Benjamin Britten: a life in the twentieth century / Kildea, Paul Francis
Lauded as setting a new standard in composer biographies, and life-writing more generally, Paul Kildea’s 2013 biography of Benjamin Britten has been described as ‘wise, cautious,’ ‘bracingly opinionated and beautifully articulated,’ and ‘a seamless interweaving of life and music.’ More than 600 pages long, this is a densely-written study of Britten, utilizing quantities of primary sources from the pen of the subject as well as from many of his contemporaries. The result is remarkable, but also, as the author and various reviewers have noted, reminds us that Britten was no less enigmatic and unknowable a figure, both troubled and troubling, during his lifetime as he remains, half a century after his death.

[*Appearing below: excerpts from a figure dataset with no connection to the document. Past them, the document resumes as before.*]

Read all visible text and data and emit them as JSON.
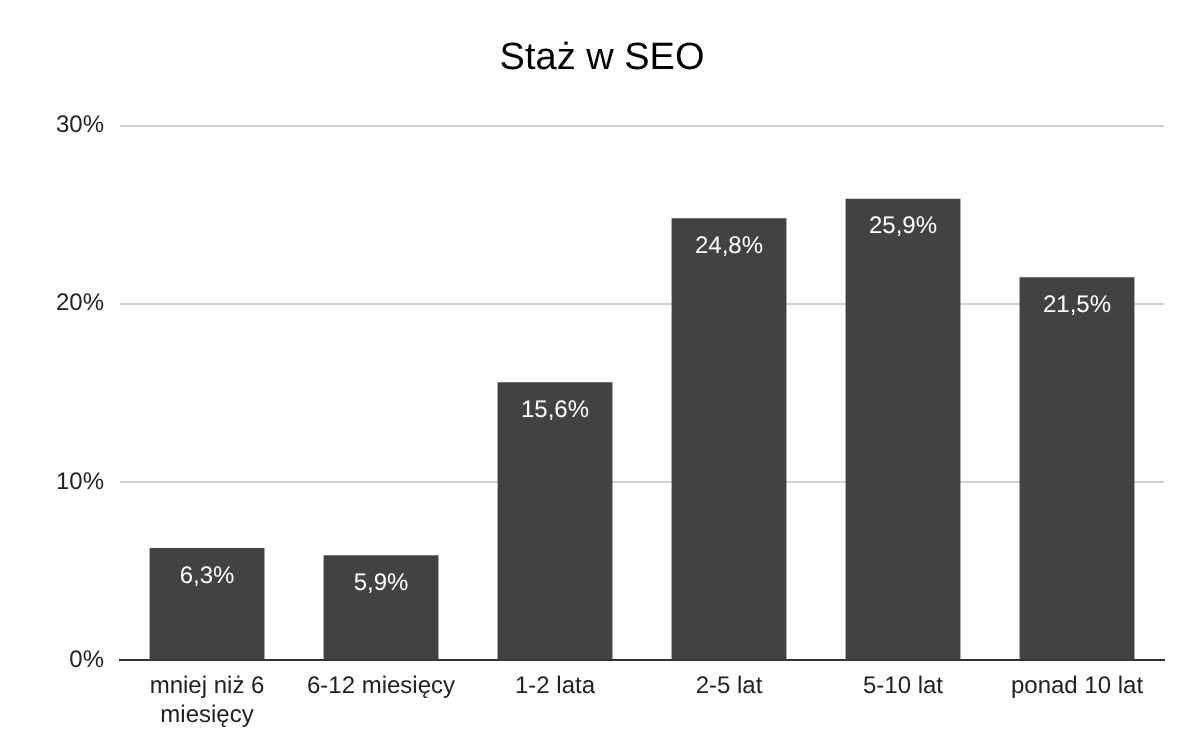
{
  "chart_data": {
    "type": "bar",
    "title": "Staż w SEO",
    "categories": [
      "mniej niż 6 miesięcy",
      "6-12 miesięcy",
      "1-2 lata",
      "2-5 lat",
      "5-10 lat",
      "ponad 10 lat"
    ],
    "values": [
      6.3,
      5.9,
      15.6,
      24.8,
      25.9,
      21.5
    ],
    "value_labels": [
      "6,3%",
      "5,9%",
      "15,6%",
      "24,8%",
      "25,9%",
      "21,5%"
    ],
    "color": "#424242",
    "ylim": [
      0,
      30
    ],
    "yticks": [
      {
        "value": 0,
        "label": "0%"
      },
      {
        "value": 10,
        "label": "10%"
      },
      {
        "value": 20,
        "label": "20%"
      },
      {
        "value": 30,
        "label": "30%"
      }
    ],
    "grid": "y",
    "legend": false
  }
}
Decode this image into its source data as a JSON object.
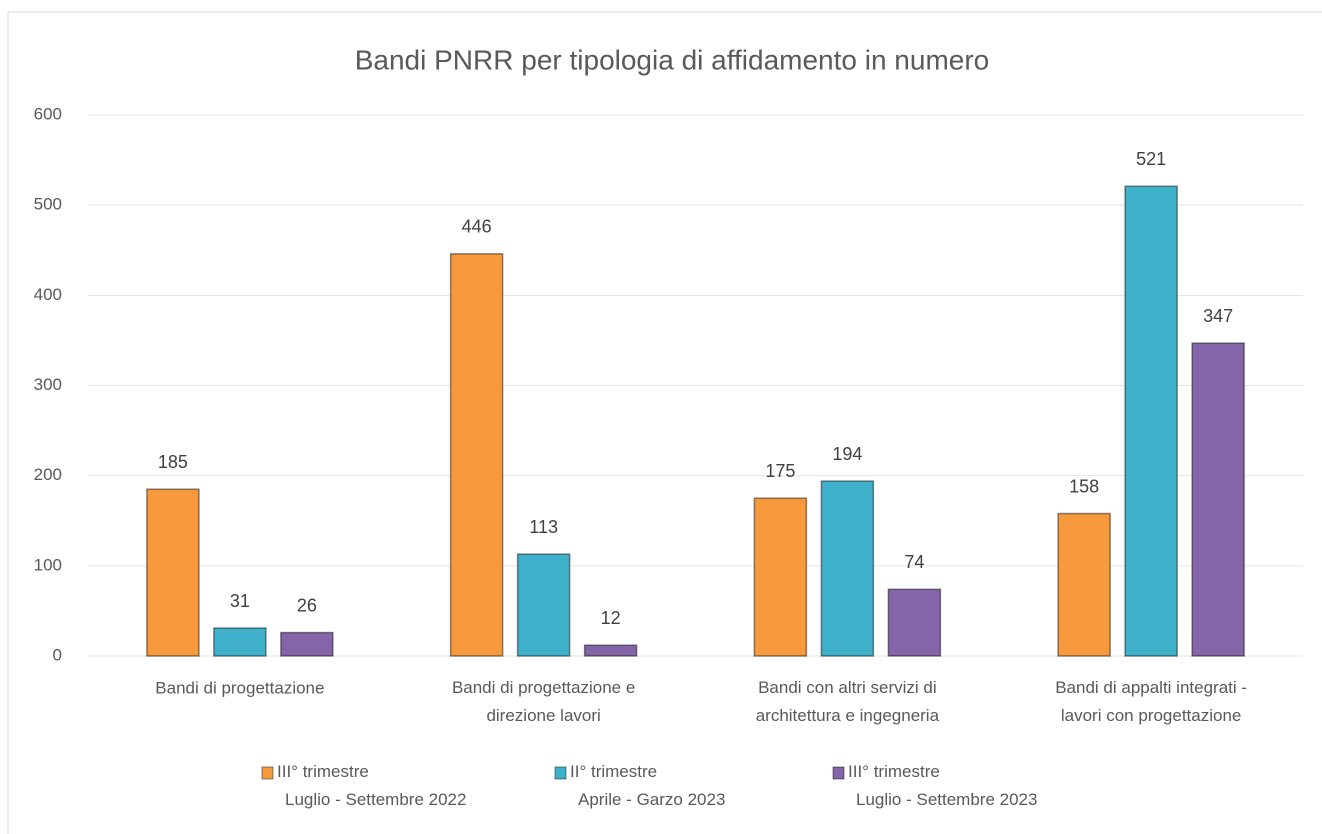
{
  "chart_data": {
    "type": "bar",
    "title": "Bandi PNRR per tipologia di affidamento in numero",
    "categories": [
      "Bandi di progettazione",
      "Bandi di progettazione e\ndirezione lavori",
      "Bandi con altri servizi di\narchitettura e ingegneria",
      "Bandi di appalti integrati -\nlavori con progettazione"
    ],
    "series": [
      {
        "name": "III° trimestre\nLuglio - Settembre 2022",
        "color": "#f79a3e",
        "values": [
          185,
          446,
          175,
          158
        ]
      },
      {
        "name": "II° trimestre\nAprile  - Garzo 2023",
        "color": "#3fb1ca",
        "values": [
          31,
          113,
          194,
          521
        ]
      },
      {
        "name": "III° trimestre\nLuglio - Settembre 2023",
        "color": "#8466a8",
        "values": [
          26,
          12,
          74,
          347
        ]
      }
    ],
    "ylim": [
      0,
      600
    ],
    "yticks": [
      0,
      100,
      200,
      300,
      400,
      500,
      600
    ],
    "grid": true,
    "legend": "bottom"
  }
}
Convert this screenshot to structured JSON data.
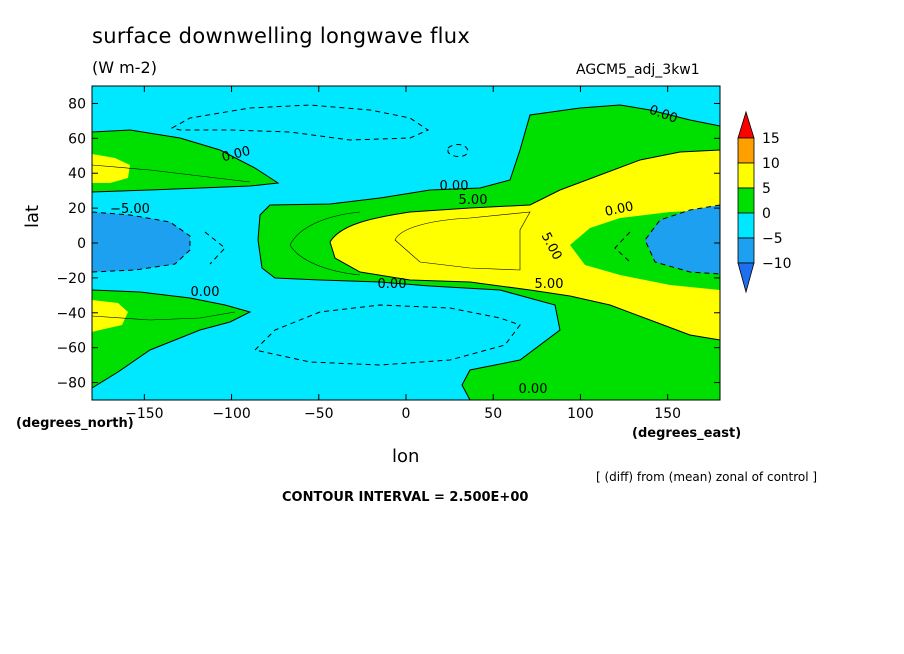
{
  "chart_data": {
    "type": "contour",
    "title": "surface downwelling longwave flux",
    "units": "(W m-2)",
    "experiment": "AGCM5_adj_3kw1",
    "xlabel": "lon",
    "ylabel": "lat",
    "xunits": "(degrees_east)",
    "yunits": "(degrees_north)",
    "xlim": [
      -180,
      180
    ],
    "ylim": [
      -90,
      90
    ],
    "x_ticks": [
      -150,
      -100,
      -50,
      0,
      50,
      100,
      150
    ],
    "y_ticks": [
      80,
      60,
      40,
      20,
      0,
      -20,
      -40,
      -60,
      -80
    ],
    "contour_interval": 2.5,
    "colorbar": {
      "levels": [
        -10,
        -5,
        0,
        5,
        10,
        15
      ],
      "colors": [
        "#1e6ff0",
        "#1ea0f0",
        "#00e8ff",
        "#00e000",
        "#ffff00",
        "#ffa000",
        "#ff0000"
      ]
    },
    "contour_labels": [
      "0.00",
      "0.00",
      "0.00",
      "0.00",
      "0.00",
      "0.00",
      "0.00",
      "-5.00",
      "5.00",
      "5.00",
      "5.00"
    ],
    "note": "[ (diff) from (mean) zonal of control ]",
    "interval_text": "CONTOUR INTERVAL = 2.500E+00"
  }
}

Belshazzar’s Feast and Britten’s Violin Concerto both date from the 1930s, the decade which has been posited as the culmination of an English musical renaissance that began in the Victorian age, survived the ravages of the 1914-1918 War and continued to flourish for another twenty years. The parameters and chronology of this ‘renaissance’ have been much debated by musicologists and cultural theorists, some of the controversy stoked by this book:

The English musical renaissance, 1840-1940: constructing a national music / Hughes, Meirion
First published (with Robert Stradling) in 1993 as The English Musical Renaissance: Construction and Deconstruction, a book with a provocative thesis that proved disputatious among musicians and scholars: namely, that the nineteenth-century rebirth of English music was not the result of composers shaking off the hegemonic weight of their continental neighbours and turning to received traditions, but was instead part of a resurgence in overt nationalism, spearheaded by a small coterie at the Royal College of Music. In 2001, with the present revised title, Meirion Hughes also revised and expanded some of the contentions made in 1993, looking in more detail at what came to be perceived as ‘Englishness’ in music, whose music became canonical (and whose didn’t), and the philosophy and aesthetics that lay behind these value judgments, up until the 1940s. This book offers, therefore, valuable cultural, political, and social context for the environment in which William Walton and Benjamin Britten came of age as composers.